A landslide that blocked all lanes of northbound I-5 just north of Portland Thursday evening is still being cleared by state crews.
According to Washington State Trooper Will Finn, two lanes of northbound I-5 at milepost 22 are open.
The slide at mile post 22 forced a truck traveling on the freeway into the median. No one was injured.
Shortly after the landslide was reported on the freeway, a separate issue formed on southbound I-5, nearby at mile post 26. Initially reported as a 5-foot sinkhole, that estimate was soon updated to as wide as 7 feet. The hole was in the right lane of the freeway. Shortly after that update, the Washington State Patrol clarified that the issue was a pothole, not a sinkhole.
5ft sinkhole reported on SB I5/MP 26 near Woodland. Trooper en route. This is addition to all NB I5/MP 22 lanes blocked.
— Trooper Will Finn (@wspd5pio) February 17, 2017
Trooper Will Finn said that southbound traffic was not being affected by the pothole. It was repaired within two hours.
Northbound traffic on I-5 was being diverted at exit 22 to get around the landslide.
Extreme threat of landslides in King and Pierce County
The threat of mudslides and landslides after all the rain we’ve received is very real in King and Pierce counties, according to the Washington State Department of Natural Resources.
A map published by DNR on Wednesday shows landslide hazard is “extreme” for portions of the two counties, including Seattle and Tacoma.
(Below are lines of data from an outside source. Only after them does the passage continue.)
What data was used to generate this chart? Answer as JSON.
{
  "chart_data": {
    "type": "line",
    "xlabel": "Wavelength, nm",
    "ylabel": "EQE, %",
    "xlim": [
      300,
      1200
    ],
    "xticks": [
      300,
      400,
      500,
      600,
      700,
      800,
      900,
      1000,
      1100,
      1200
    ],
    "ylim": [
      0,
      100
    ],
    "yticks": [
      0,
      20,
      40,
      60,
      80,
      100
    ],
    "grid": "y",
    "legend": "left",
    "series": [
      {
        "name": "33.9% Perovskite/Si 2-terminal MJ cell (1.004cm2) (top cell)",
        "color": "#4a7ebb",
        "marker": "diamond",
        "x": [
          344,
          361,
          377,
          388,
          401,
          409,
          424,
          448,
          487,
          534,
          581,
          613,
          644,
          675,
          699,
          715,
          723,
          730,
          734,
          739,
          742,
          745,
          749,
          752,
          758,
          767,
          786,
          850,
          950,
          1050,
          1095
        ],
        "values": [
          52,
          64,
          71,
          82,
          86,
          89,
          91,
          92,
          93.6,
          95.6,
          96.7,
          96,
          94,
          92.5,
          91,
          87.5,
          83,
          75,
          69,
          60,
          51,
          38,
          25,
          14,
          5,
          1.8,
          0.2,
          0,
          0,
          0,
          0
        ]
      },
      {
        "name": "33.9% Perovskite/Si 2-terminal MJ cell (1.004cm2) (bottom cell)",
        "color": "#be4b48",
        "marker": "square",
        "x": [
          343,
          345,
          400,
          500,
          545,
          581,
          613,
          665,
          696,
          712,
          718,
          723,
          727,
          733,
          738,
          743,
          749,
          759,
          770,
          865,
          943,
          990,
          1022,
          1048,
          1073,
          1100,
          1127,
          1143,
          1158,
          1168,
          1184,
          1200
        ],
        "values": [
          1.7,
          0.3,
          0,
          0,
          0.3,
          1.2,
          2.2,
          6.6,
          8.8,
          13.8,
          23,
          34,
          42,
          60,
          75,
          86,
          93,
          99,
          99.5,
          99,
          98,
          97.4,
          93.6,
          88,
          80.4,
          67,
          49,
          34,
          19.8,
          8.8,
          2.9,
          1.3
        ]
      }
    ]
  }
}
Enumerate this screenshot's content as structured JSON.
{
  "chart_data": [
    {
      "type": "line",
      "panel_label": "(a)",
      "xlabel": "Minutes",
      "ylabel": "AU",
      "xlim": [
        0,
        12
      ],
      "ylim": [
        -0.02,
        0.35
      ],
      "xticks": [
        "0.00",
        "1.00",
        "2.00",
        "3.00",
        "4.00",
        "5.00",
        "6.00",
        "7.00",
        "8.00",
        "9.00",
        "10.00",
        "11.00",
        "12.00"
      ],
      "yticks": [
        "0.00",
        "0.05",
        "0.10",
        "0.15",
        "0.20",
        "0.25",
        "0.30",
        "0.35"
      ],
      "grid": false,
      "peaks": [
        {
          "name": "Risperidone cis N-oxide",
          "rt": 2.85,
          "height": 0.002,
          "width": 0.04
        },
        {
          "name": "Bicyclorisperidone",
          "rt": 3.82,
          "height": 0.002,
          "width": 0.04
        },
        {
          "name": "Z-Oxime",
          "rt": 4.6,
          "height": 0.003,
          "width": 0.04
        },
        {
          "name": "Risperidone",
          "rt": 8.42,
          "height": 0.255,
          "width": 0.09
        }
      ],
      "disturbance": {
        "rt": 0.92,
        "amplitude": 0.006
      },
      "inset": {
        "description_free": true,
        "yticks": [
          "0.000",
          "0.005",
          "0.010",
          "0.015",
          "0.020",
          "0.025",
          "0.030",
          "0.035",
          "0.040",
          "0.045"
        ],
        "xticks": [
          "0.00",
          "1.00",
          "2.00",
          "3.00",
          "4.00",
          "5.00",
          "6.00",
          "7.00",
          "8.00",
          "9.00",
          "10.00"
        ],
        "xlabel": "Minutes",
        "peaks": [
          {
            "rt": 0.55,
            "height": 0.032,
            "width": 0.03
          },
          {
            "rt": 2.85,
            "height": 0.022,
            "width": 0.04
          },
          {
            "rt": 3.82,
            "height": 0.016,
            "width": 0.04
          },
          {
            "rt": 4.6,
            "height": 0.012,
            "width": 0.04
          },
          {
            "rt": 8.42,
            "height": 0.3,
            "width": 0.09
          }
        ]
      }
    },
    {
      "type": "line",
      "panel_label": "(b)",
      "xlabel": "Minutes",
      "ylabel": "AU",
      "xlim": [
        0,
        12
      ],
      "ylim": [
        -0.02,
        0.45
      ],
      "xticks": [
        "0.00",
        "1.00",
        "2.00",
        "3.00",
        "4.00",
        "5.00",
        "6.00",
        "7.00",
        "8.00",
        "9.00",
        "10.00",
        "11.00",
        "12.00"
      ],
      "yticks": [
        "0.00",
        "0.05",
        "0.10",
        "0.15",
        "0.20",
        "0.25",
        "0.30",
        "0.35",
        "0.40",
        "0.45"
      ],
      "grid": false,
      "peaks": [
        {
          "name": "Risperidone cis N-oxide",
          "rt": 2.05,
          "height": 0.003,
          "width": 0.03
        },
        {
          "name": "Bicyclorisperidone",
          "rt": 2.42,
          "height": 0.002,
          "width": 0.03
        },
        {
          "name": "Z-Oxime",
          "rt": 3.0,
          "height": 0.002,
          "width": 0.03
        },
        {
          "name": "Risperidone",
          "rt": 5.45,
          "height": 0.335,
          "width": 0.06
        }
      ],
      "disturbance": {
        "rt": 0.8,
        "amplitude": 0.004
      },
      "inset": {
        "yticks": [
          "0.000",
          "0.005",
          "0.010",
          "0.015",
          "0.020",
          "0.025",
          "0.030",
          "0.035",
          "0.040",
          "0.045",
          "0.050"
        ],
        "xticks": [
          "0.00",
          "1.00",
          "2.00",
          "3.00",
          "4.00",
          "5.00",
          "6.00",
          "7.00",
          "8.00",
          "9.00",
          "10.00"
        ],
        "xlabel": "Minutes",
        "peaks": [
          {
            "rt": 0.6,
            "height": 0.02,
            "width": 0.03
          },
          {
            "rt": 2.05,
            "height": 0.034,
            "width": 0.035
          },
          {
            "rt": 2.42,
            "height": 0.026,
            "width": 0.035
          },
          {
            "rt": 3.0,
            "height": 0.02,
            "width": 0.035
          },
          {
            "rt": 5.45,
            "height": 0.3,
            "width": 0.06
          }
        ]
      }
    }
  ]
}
Under the “extreme” threshold, “landslide initiation is expected to be very frequent and widespread.”
Areas of Kitsap County, Jefferson County, and Thurston County have a “high” landslide hazard.
Other areas along the foothills of the Cascades and north to Everett are at “moderate” to “low.” That includes I-90, where as of 8 a.m., a mudslide had all westbound lanes blocked Thursday morning as state crews clear the road and the stability of a nearby hillside is assessed.
Over in West Seattle, a landslide is still covering a portion of Highland Park Way SW. The road will remain closed as engineers from the Seattle Department of Transportation assess the hillside. Mud and debris on the road measure about 3 to 5 feet deep. Once the hillside is deemed to be stable enough, crews can begin to clear the area.
Seattle’s February rainfall is up to approximately 7.8 inches. The National Weather Service says we can expect at least another inch over the next few days to a week.
In the past 36 hours, Seattle has received 2.37 inches of rain, according to the Weather Service.
As of 2 a.m. Thursday, this February was the sixth wettest in recorded history. An additional 1.5 inches by Feb. 28 would make it the wettest February on record.